As I noted above, Kenya’s AG office is infamous for its delay tactics. It’s clear that they pulled out all the stops to put that to effect in this case. In September of 2019 they asked for a one year delay the court obliged by giving Kenya a few months. Then Covid-19 came along to assist the AG’s office. As 2020 proceeded, the court proposed holding the hearings virtually, to which Kenya objected. The court then recommended a partially virtual hearing, which was still not to the satisfaction of Kenya. The court then proposed a full court in person hearing on the 15-19th March 2021, Kenya responded by informing the court that they would not be appearing at all for the hearing. Kenya comes across as whiny and unprepared when working from such an important case deploying such tactics and while that may work locally it clearly did not work here.

There is a saying about everything being ‘a matter of degrees’ and this matter literally was a matter of degrees to the extent that Kenya wanted a line drawn at 90⁰ degrees while Somalia wanted the line drawn at 120⁰ degrees.
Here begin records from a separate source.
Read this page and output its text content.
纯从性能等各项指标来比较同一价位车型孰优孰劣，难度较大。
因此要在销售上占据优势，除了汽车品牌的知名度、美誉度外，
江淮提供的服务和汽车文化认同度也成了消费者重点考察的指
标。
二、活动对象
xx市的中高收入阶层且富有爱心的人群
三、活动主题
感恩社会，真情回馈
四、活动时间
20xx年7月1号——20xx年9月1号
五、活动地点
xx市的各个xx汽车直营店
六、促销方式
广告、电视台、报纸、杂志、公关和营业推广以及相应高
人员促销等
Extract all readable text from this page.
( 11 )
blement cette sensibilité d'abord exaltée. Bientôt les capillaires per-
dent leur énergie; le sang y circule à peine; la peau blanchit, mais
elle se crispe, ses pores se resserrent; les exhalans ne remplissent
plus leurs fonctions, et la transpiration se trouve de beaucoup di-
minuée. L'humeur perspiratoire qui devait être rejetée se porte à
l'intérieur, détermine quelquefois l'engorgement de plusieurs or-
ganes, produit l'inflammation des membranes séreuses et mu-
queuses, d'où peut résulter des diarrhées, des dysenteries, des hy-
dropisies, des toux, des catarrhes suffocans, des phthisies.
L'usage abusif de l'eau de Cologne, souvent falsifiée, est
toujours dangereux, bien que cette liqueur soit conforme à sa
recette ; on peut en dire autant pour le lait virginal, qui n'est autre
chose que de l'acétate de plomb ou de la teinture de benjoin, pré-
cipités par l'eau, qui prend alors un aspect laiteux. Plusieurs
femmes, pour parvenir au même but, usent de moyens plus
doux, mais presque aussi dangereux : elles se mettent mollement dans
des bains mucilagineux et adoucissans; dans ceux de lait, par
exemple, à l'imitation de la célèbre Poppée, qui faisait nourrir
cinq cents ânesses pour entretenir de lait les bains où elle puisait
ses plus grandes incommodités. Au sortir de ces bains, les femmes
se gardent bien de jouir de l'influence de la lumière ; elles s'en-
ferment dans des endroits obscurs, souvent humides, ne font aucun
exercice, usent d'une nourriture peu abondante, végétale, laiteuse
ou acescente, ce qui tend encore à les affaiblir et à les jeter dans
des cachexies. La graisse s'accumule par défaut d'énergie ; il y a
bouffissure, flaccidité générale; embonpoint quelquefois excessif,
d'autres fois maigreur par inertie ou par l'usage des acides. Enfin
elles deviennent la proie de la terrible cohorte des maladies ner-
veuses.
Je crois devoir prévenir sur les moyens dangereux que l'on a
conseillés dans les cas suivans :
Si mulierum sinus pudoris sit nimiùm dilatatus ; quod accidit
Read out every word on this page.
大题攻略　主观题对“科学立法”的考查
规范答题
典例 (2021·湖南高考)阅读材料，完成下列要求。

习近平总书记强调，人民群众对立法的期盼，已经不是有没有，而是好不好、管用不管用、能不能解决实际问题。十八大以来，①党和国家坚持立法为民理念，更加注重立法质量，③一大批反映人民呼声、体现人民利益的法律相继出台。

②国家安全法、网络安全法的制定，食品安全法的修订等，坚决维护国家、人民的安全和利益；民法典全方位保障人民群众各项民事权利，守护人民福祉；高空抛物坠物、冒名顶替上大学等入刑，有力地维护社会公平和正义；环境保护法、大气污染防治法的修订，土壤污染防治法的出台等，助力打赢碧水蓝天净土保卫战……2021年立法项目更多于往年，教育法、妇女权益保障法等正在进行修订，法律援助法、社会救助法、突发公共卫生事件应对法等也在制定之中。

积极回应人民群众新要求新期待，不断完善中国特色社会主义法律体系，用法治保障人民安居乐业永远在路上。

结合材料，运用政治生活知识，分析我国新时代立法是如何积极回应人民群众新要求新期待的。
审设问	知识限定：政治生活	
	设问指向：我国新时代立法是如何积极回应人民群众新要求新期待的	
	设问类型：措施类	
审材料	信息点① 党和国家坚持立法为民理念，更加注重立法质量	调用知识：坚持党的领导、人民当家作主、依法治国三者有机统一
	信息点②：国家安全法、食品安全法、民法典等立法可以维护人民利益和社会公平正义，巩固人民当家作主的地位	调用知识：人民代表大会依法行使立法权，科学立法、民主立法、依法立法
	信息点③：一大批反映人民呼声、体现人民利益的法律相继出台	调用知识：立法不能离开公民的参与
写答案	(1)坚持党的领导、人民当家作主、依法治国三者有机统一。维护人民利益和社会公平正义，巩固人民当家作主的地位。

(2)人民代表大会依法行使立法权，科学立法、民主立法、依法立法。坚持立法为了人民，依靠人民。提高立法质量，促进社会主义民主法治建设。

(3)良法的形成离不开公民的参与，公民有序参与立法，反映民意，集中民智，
The difference between these two values is in the billions of dollars for both countries and indeed the court moved the line north to 114⁰degrees. The question that I am left asking is; could a better prepared, more professional and less procedurally dismissive Kenya have got a better result if they had made similar investments in the team it recruited to deal with this case as Somalia did? The answer for me is yes.